Nenhuns. Há uma miríade de personalidades que podem ser convidadas, mas nenhum analista quis arriscar certezas. Estão entre estas personalidades Marine Tondelier, líder dos Ecologistas, Raphael Glucksmann, cofundador do partido de centro-esquerda Place Publique, François Ruffin e Clémentine Autain, ambos do France Insoumise, o socialista Olivier Faure e o comunista Fabien Rousse. A lista é extensa, mas não contempla o líder da coligação, Jean-Luc Mélenchon – que sabe ter muitos ‘anticorpos’ na sociedade francesa, muito mais que as adesões incondicionais que a sua personalidade também suscita.
Será inevitavelmente um deles?
Não. Emmanuel Macron pode tentar convencer a coligação de esquerda a aceitar uma personalidade mais próxima de si – com o argumento de que a sociedade francesa está muito extremada (o que é evidente) e que uma quebra de tensão só será possível com um primeiro-ministro que, vindo do centro do espectro político, esteja equidistante dos extremos. Nesse contexto, talvez não seja de excluir o nome do atual ministro das Finanças e da Economia, Bruno le Maire, que esta segunda-feira se manteve muito ativo na sua qualidade de analista político – como se pretendesse não ser esquecido no meio do turbilhão político que assola a França. Quem está do outro lado da barricada é o ainda primeiro-ministro, o jovem Gabriel Attal – que só não apresentou a demissão porque Macron lhe pediu que não o fizesse e que, no círculo do poder, foi dos poucos que não achou nenhuma graça à dissolução da Assembleia Nacional, decretada na sequência das eleições para o Parlamento Europeu. Diz quem sabe que o Ensemble o mantém na reserva para uma eventual candidatura à presidência em 2027. Uma nota importante: alguns analistas afirmam que Macron pode cair na tentação de ‘dar a volta’ aos resultados e escolher para primeiro-ministro um aliado que lhe seja próximo com o apoio da… extrema-direita. O equilíbrio em sede parlamentar dá para isso – mas, se o fizer, Emmanuel Macron corre o risco de ser apagado dos compêndios de história e isso é algo que não conseguiria tolerar.

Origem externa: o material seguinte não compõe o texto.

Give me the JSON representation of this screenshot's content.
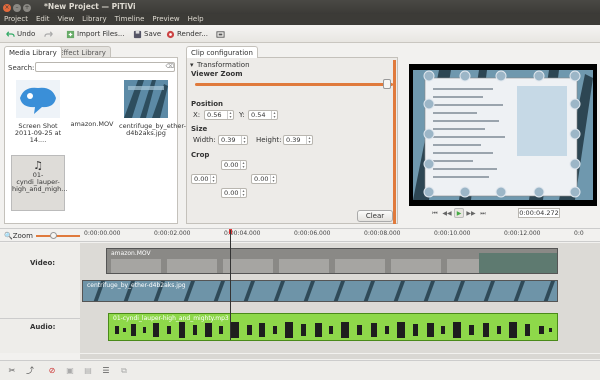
{
  "window": {
    "title": "*New Project — PiTiVi"
  },
  "menu": [
    "Project",
    "Edit",
    "View",
    "Library",
    "Timeline",
    "Preview",
    "Help"
  ],
  "toolbar": {
    "undo_label": "Undo",
    "redo_icon": "redo-icon",
    "import_label": "Import Files...",
    "save_label": "Save",
    "render_label": "Render...",
    "fullscreen_icon": "fullscreen-icon"
  },
  "media_library": {
    "tab_label": "Media Library",
    "effect_tab_label": "Effect Library",
    "search_label": "Search:",
    "search_value": "",
    "clear_icon": "clear-icon",
    "clips": [
      {
        "name": "Screen Shot 2011-09-25 at 14...."
      },
      {
        "name": "amazon.MOV"
      },
      {
        "name": "centrifuge_by_ether-d4b2aks.jpg"
      },
      {
        "name": "01-cyndi_lauper-high_and_migh..."
      }
    ]
  },
  "clip_config": {
    "tab_label": "Clip configuration",
    "section_label": "Transformation",
    "viewer_zoom_label": "Viewer Zoom",
    "position_label": "Position",
    "x_label": "X:",
    "x_value": "0.56",
    "y_label": "Y:",
    "y_value": "0.54",
    "size_label": "Size",
    "width_label": "Width:",
    "width_value": "0.39",
    "height_label": "Height:",
    "height_value": "0.39",
    "crop_label": "Crop",
    "crop_top": "0.00",
    "crop_left": "0.00",
    "crop_right": "0.00",
    "crop_bottom": "0.00",
    "clear_label": "Clear"
  },
  "viewer": {
    "timecode": "0:00:04.272",
    "controls": [
      "skip-backward-icon",
      "rewind-icon",
      "play-icon",
      "forward-icon",
      "skip-forward-icon"
    ]
  },
  "timeline": {
    "zoom_label": "Zoom",
    "ruler": [
      "0:00:00.000",
      "0:00:02.000",
      "0:00:04.000",
      "0:00:06.000",
      "0:00:08.000",
      "0:00:10.000",
      "0:00:12.000",
      "0:0"
    ],
    "video_track_label": "Video:",
    "audio_track_label": "Audio:",
    "video_clip_1": "amazon.MOV",
    "video_clip_2": "centrifuge_by_ether-d4b2aks.jpg",
    "audio_clip": "01-cyndi_lauper-high_and_mighty.mp3"
  },
  "bottom_toolbar": [
    "split-icon",
    "keyframe-icon",
    "delete-icon",
    "group-icon",
    "ungroup-icon",
    "align-icon",
    "link-icon"
  ],
  "colors": {
    "accent": "#e07a3c",
    "audio_clip": "#8ed84a",
    "titlebar": "#3c3b37"
  }
}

Quando é que haverá uma definição?
Não se sabe ao certo, como é evidente. Mas a coligação de esquerda já disse que precisa de uma semana para chegar a um consenso quanto ao nome que entende dever ser escolhido por Emmanuel Macron. Uma semana pode não ser suficiente, dado que os partidos envolvidos querem chegar a um consenso que não está garantido. E se não chegarem, terão, disseram, de promover uma votação interna que com certeza adiará ainda mais uma decisão. De qualquer modo, o melhor será despacharem-se: quanto mais demorarem, mais Macron se convencerá que a coligação não é uma alternativa sensata e mais tenderá a promover uma alternativa mais próxima de si.
2027 não é muito longe?
Não. Aliás, metade dos políticos franceses parece já andar de calculadora nas mãos para fazer as contas ao ‘deve e haver’ futuro. A própria Marine Le Pen – que no domingo nem sequer subiu ao púlpito do partido para aceitar a derrota – deixou isso mais ou menos claro quando prometeu que, servindo-a muito fria, a vingança está à espera em 2027. Ou dito de outra forma: a ‘alma mater’ do partido está convencida que será eleita presidente de França nas próximas eleições. Resta saber se o ‘adotado’ presidente Jordan Bardella, estará pelos ajustes daqui a três anos. A família Le Pen, que não pode ser acusada de democrata, costuma defenestrar os aliados mais próximos quando eles dão mostras de começarem a ter ideias próprias e agendas não autorizadas.
Entretanto, os mercados…?
Que já tinham interiorizado que a extrema-direita iria ganhar e com isso já lidavam muito bem – uma surpresa, não é? – tiveram de se acomodar à dura realidade. E não terão andado mal: às primeiras horas de segunda-feira, as principais bolsas europeias abriram em alta, com os mercados de Paris e Frankfurt a registarem avanços de 0,42% e 0,30%, respetivamente. Em Madrid, o índice subia 0,25%, e em Milão, o aumento era de 0,33%. A bolsa de Londres contrariava a tendência europeia, recuando 0,02% - mas isso tem mais a ver com circunstâncias caseiras decorrentes das suas próprias eleições. A bolsa nacional também abriu em alta, mas depois – tal como sucedeu com outras – inverteu a tendência e fechou no vermelho. Por outro lado, o prémio de risco entre a dívida francesa a 10 anos e a dívida alemã diminuiu, depois de uma abertura em alta – um dado que os investidores observam muito de perto. Ou seja, o mercado absorveu os resultados e foi tratar da sua vida – de alguma forma, voltando a demonstrar que não é todos os dias que a economia manda na política (e só manda se a política deixar).